Her mother’s invitation almost certainly had something to do with the fifty-million-dollar trust that would have come to Alison on her twenty-eighth birthday, if she hadn’t decided to walk away from the family wealth and marry Andrew. Julia Fairmont had been apoplectic. She’d cut off all contact with her daughter for four years, and according to Andrew, it was mutual. Alison had made no attempt to repair the rift.
But last February, in a fit of remorse, Alison had talked him into wintering in Mirage Bay so that she could make amends to her mother. Earlier that year, Andrew had shipped Bladerunner back to the West Coast manufacturer for modifications, so they would have his beloved sloop there as well.

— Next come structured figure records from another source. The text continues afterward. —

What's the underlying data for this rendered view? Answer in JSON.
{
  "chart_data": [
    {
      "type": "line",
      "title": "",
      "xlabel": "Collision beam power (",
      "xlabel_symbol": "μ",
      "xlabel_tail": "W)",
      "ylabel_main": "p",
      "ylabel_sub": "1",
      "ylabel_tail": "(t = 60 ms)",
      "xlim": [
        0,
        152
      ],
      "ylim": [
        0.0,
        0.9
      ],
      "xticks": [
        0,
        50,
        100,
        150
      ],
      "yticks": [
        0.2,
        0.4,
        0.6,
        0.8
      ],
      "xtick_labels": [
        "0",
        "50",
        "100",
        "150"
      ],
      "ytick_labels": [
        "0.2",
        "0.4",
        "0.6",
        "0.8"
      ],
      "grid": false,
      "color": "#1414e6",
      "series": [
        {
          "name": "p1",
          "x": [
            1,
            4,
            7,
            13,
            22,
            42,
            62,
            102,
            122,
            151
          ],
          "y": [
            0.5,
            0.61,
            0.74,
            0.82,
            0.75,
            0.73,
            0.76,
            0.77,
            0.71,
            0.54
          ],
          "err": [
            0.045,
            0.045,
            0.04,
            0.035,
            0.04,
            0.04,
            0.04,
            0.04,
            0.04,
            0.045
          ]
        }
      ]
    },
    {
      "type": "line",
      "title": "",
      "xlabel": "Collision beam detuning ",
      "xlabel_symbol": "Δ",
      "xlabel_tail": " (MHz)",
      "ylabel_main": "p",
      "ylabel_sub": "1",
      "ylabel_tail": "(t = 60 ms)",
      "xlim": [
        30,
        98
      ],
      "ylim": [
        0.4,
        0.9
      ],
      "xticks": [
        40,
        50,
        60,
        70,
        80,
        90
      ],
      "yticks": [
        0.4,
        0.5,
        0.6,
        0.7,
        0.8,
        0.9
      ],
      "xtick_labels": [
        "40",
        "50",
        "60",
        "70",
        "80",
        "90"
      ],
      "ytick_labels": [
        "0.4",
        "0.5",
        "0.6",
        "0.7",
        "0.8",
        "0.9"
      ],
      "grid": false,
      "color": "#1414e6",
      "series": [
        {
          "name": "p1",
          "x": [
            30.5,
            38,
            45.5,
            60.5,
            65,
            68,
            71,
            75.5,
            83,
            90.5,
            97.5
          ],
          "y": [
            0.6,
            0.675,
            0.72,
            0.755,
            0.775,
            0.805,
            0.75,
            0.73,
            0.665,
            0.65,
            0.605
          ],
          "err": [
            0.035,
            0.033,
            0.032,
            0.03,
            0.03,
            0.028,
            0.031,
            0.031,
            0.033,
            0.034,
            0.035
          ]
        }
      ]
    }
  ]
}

It might have worked if her mother hadn’t brutally rejected Alison’s overtures—and if the weather hadn’t turned nasty, whipping up a storm that had sent Alison into the drink. But now, suddenly, all was forgiven. Her mother wanted her back. Something about that didn’t feel right, and Andrew’s ultimatum only added to the pressure.
It bothered Alison that he’d come into her room while she was showering. Or possibly while she was sleeping. It wasn’t the first time. On at least two other occasions while she slept he’d left evidence of his presence. A door ajar, a note, like today.
It wouldn’t have surprised her if he’d wanted her to know, so that she would never feel totally safe, even when she slept. Her pills took care of that, but he didn’t know about the pills. The doctors and nurses who treated her had quietly refilled her prescriptions and given her samples over the months.